Step and repeat lithography devices, called scanners or wafer steppers, are commonly used to mass produce semiconductor devices such as integrated circuits (ICs). Typically, a light source and various lenses are used to project an image of a mask onto a photosensitive coating of a semiconductor wafer. The projected image of the mask imparts a corresponding pattern on the photosensitive coating. This pattern may be used to selectively etch or deposit material to form desired semiconductor devices.
A photolithographic exposure system includes a light source, a patterned mask, and an optic system that is used to focus and project an image of the mask onto a target, such as a wafer. Several mechanical parts are used to move the wafer to various positions as a new portion of the wafer is exposed to the pattern of the mask with the optic system and the light source. During the manufacturing process, in some instances, the distance between the target and the exposure system may change. In other instances, the focal length of the optical source may change. In either instance, the previously in-focus image at the target may become out of focus. When out of focus, or defocussed, the photolithographic process may produce semiconductor devices that fail or are substandard. For example, critical dimensions may vary outside a selected variance. Accordingly, it is desirable to determine when the photolithographic exposure system is defocussed so that the source of the problem can be both detected and corrected.

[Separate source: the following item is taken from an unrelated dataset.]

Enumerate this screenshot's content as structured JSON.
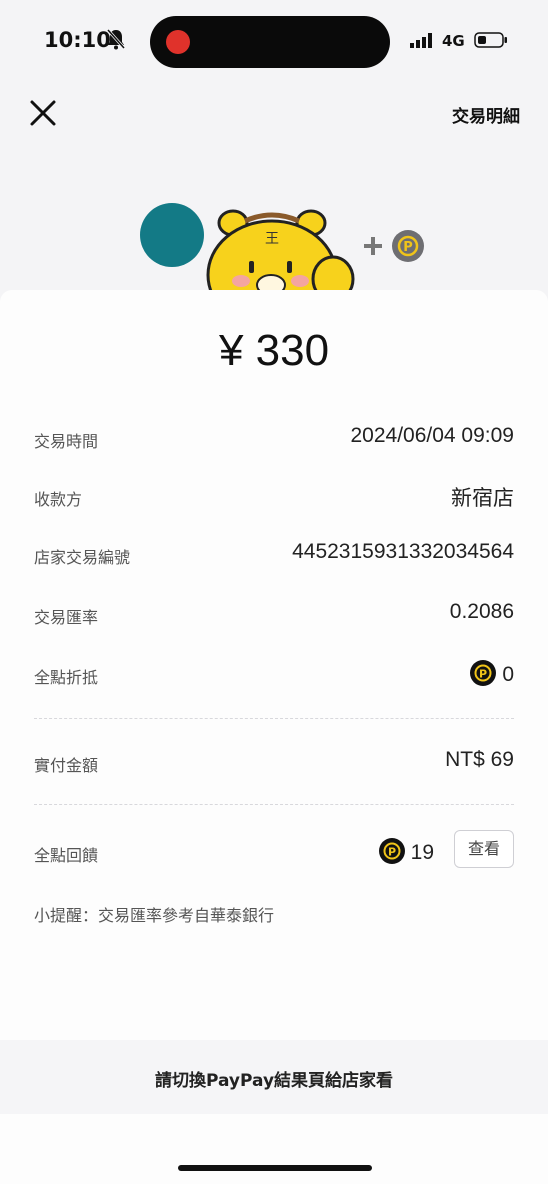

Furthermore, continuously reducing the feature size of semiconductor devices seems to be a constant industry goal. For example, reducing the feature size in solid-state memory architecture can be an effective way to increase the capacity of such memories for a given amount of circuit area However, as the feature size continues to become smaller, the problem associated with defocussing of the photolithographic equipment increases, since the critical dimension of certain features has a smaller tolerance range.